Eine Revolution im Wohnbau fordert die deutsche Raumplanerin Sarah Dungs ein. "Es braucht eine radikale Fokussierung auf den Bestand", sagt sie beim Brachflächengipfel am Dienstag in Salzburg. Es seien nämlich die bereits bestehenden Objekte, denen die Zukunft gehöre - nicht dem Neubau. "Wir versiegeln zu viele Flächen und schaffen die Reduktion des CO₂-Ausstoßes nicht, die notwendig ist, um das Klima zu schützen."
Häuser weiter nutzen und Bestand attraktivieren
Der höchste Emissionsausstoß entstehe am Beginn - bei der Gebäudeerrichtung, sagt Dungs und vergleicht den Wohnbau mit einem Schneckenhaus. "Nacktschnecken gibt es bei Immobilien nicht." Nun gelte es das Schneckenhaus weiter zu nutzen und den Bestand zu attraktivieren. "Zwischen 800 und 1000 Kilogramm beträgt der CO₂-Ausstoß im Neubaubereich - pro Quadratmeter", sagt die Raumplanerin und Vorständin des deutschen Verbands für Bauen im Bestand.

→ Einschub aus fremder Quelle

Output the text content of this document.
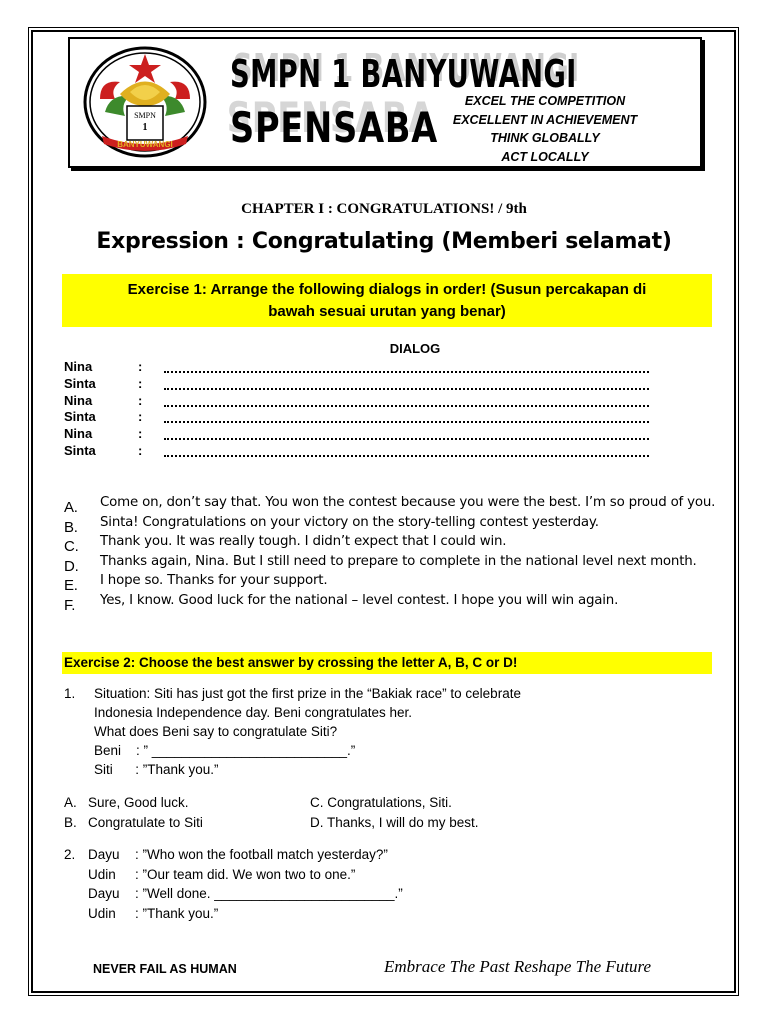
SMPN
1
BANYUWANGI
SMPN 1 BANYUWANGI
SPENSABA
EXCEL THE COMPETITION
EXCELLENT IN ACHIEVEMENT
THINK GLOBALLY
ACT LOCALLY
CHAPTER I : CONGRATULATIONS! / 9th
Expression : Congratulating (Memberi selamat)
Exercise 1: Arrange the following dialogs in order! (Susun percakapan di
bawah sesuai urutan yang benar)
DIALOG
Nina	:
Sinta	:
Nina	:
Sinta	:
Nina	:
Sinta	:
A. Come on, don’t say that. You won the contest because you were the best. I’m so proud of you.
B. Sinta! Congratulations on your victory on the story-telling contest yesterday.
C. Thank you. It was really tough. I didn’t expect that I could win.
D. Thanks again, Nina. But I still need to prepare to complete in the national level next month.
E. I hope so. Thanks for your support.
F. Yes, I know. Good luck for the national – level contest. I hope you will win again.
Exercise 2: Choose the best answer by crossing the letter A, B, C or D!
1. Situation: Siti has just got the first prize in the “Bakiak race” to celebrate
Indonesia Independence day. Beni congratulates her.
What does Beni say to congratulate Siti?
Beni    : ” __________________________.”
Siti      : ”Thank you.”
A.   Sure, Good luck.
B.   Congratulate to Siti
C. Congratulations, Siti.
D. Thanks, I will do my best.
2. Dayu : ”Who won the football match yesterday?”
Udin : ”Our team did. We won two to one.”
Dayu : ”Well done. ________________________.”
Udin : ”Thank you.”
NEVER FAIL AS HUMAN	Embrace The Past Reshape The Future
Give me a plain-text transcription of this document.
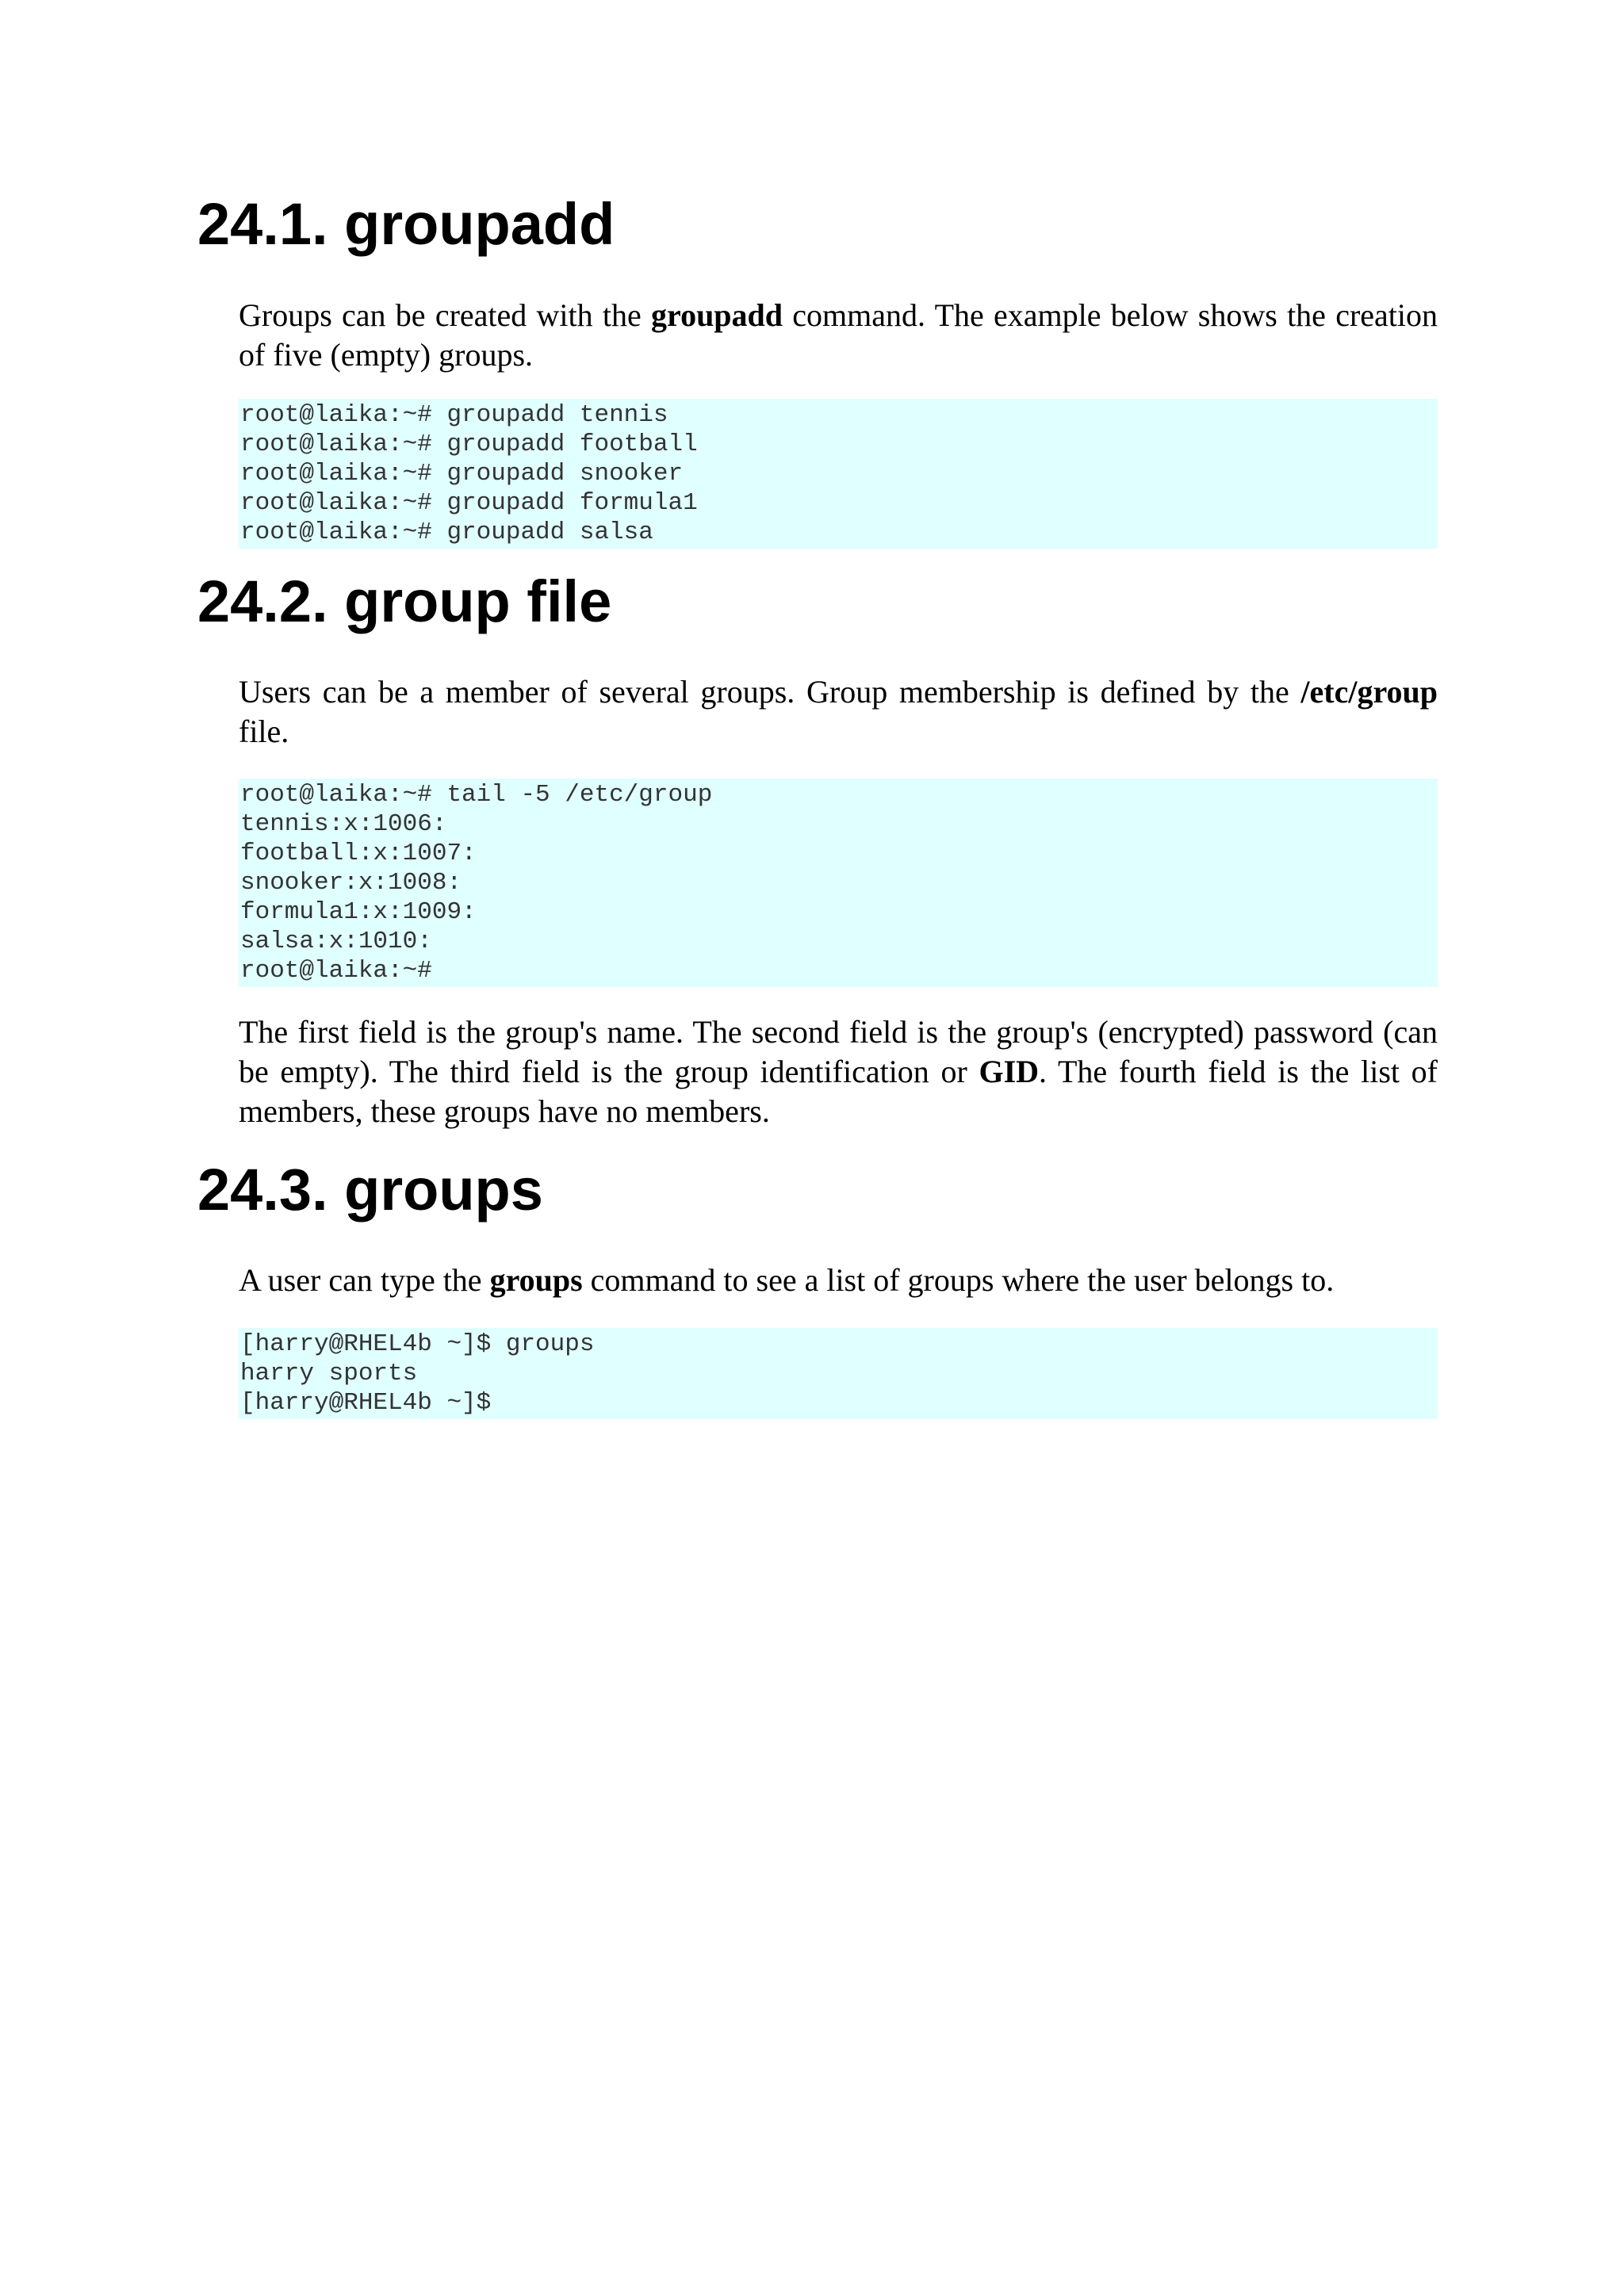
24.1. groupadd

Groups can be created with the groupadd command. The example below shows the creation of five (empty) groups.

root@laika:~# groupadd tennis
root@laika:~# groupadd football
root@laika:~# groupadd snooker
root@laika:~# groupadd formula1
root@laika:~# groupadd salsa
24.2. group file

Users can be a member of several groups. Group membership is defined by the /etc/group file.

root@laika:~# tail -5 /etc/group
tennis:x:1006:
football:x:1007:
snooker:x:1008:
formula1:x:1009:
salsa:x:1010:
root@laika:~#

The first field is the group's name. The second field is the group's (encrypted) password (can be empty). The third field is the group identification or GID. The fourth field is the list of members, these groups have no members.

24.3. groups

A user can type the groups command to see a list of groups where the user belongs to.

[harry@RHEL4b ~]$ groups
harry sports
[harry@RHEL4b ~]$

Saniere man die bestehenden Objekte, "liegen wir bei 100 bis 200 Kilogramm CO₂-Ausstoß pro Quadratmeter".
"Wohlstand zugunsten des Klimaschutzes zurückzuschrauben"
Dungs bezeichnet sich nicht als Gegnerin des Neubaus. "Wir müssen nur endlich darüber nachdenken, wann wir abreißen und wann nicht." Geht es nach der Raumplanerin, müsse der Abriss die letzte Option darstellen.
Das Argument, dass der Neubaubereich jedoch im Betrieb viel weniger CO₂-Ausstoß verursacht, lässt Dungs nicht gelten. Das stehe in keiner Relation zum Ausstoß, der bei der Errichtung entstehe. Zudem sei es durch Sanierung möglich, dass der Bestand im Betrieb immer besser werde. Festzuhalten sei, so Dungs, aber, dass "die Denkweise des Neubaus im Bestand nicht funktioniert". Bewohnerinnen und Bewohner müssten bereit sein, beim Wohlstand zugunsten des Klimaschutzes zurückzuschrauben. Damit bezieht sie sich auf die Nutzung von Klimaanlagen und beispielsweise Ansprüche beim Schallschutz. "Es geht nicht um sicherheits- oder gesundheitsrelevante Abstriche."
Euro pro Quadratmeter dürfe nicht mehr im Vordergrund stehen
Bleibt die Frage offen, wie Dungs die Transformation schaffen möchte. "Es bringt nichts, immer auf die Politik zu zeigen." Natürlich seien Förderungen und Erleichterungen beispielsweise im Denkmalschutz ein Ansatz. Es dürfe nicht mehr der "Euro pro Quadratmeter im Vordergrund stehen", der für Investoren im Neubaubereich relevant sei. "Es geht darum, durch die Attraktivierung von bestehendem Wohnraum ein Erlebnis pro Quadratmeter für Bewohnerinnen und Bewohner zu schaffen."
In der Stadt auf guten Willen der Bauträger angewiesen
Roland Wernik, Geschäftsführer von Salzburg Wohnbau, spricht von der Notwendigkeit von Vorzeigeprojekten in Salzburg, "die zeigen, was der Bestand kann".
Planungsstadträtin Anna Schiester (Bürgerliste) sagt dazu: "Wir sind in der Stadt vielfach auf den guten Willen der Bauträger angewiesen." Vor allem der Gestaltungsbeirat trage aber dazu bei, dass Bauherren auf Basis von Architektenplänen in den Bestand investieren. Zudem betont Schiester, dass die Bauordnung auf den Neubau ausgerichtet sei. "Hier braucht es eine Umbauordnung."
Kay-Michael Dankl, Vizebürgermeister (KPÖ plus) fürs Wohnen, sieht vor allem in der Altstadt viel Potenzial für die Wohnraumschaffung in Bestandsobjekten. Dieses müsse im Räumlichen Entwicklungskonzept aufgezeigt werden.